Don’t Tell Mom the
Babysitter’s Dead (Stephen Herek, 1991)
Five kids are left home when their
mother leaves town on a three-month vacation to Australia, only to have their
geriatric babysitter die of a heart attack, leading to the eldest teen, Sue
Ellen (Christina Applegate), to scam
her way into taking a job at a hip Los Angeles fashion company to feed and
support her needy siblings.
This review
of a film of the early 1990’s is not only a return to form but also a reminder
of how film criticism can be tainted by our path in life and how some film can
be a return in time as it is for nostalgia and also time or episodic memory of
our own life. Lately, Werner Herzog
was speaking about the story we each create in our own heads when we are
watching a movie. It is a parallel story to the one that is told on the screen
by its author. So for me, American films circa 1982 to 1993 are linked to the
story of my childhood and each film of that time is like watching a bit of my
memory. It is a struggle for me to not try to relate too much to everything I
gaze of these films.
The funny
thing is it was my first time watching Don’t
Tell Mom the Babysitter’s Dead but it was my wife that watched it many
times back when she was a preteen dreaming of fashion.
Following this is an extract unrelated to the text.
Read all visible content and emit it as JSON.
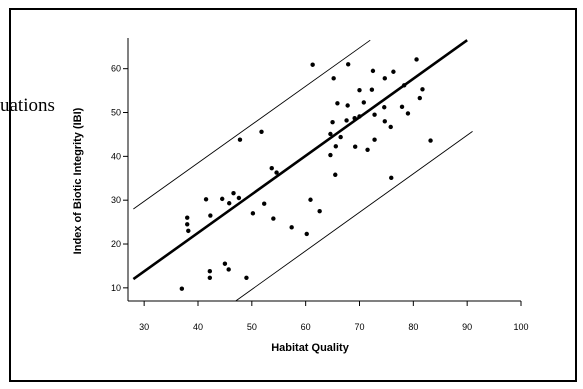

Much like Summer School (1987), Don’t Tell Mom is a summer vacation
flick for teens released on June 7 of 1991 and it is a Home Alone (1990) for this age trunk. While not being as succesful
as the Macauley Culkin vehicule or
as funny as Summer School, it is
quite entertaining and Christina
Applegate gives an honest performance. The director also put classic movie
references here and there for the most knowledgeables of us to notice.
This is the
kind of movie that puts you in a special mood and far from being the best of
1991 (it was a pretty decent year in fact with JFK, Raise the Red Lantern,
A Brighter Summer Day) it is a film
that can easily be in my rainy summer afternoon rotation along Summer School, and Ferris Bueller’s Day Off.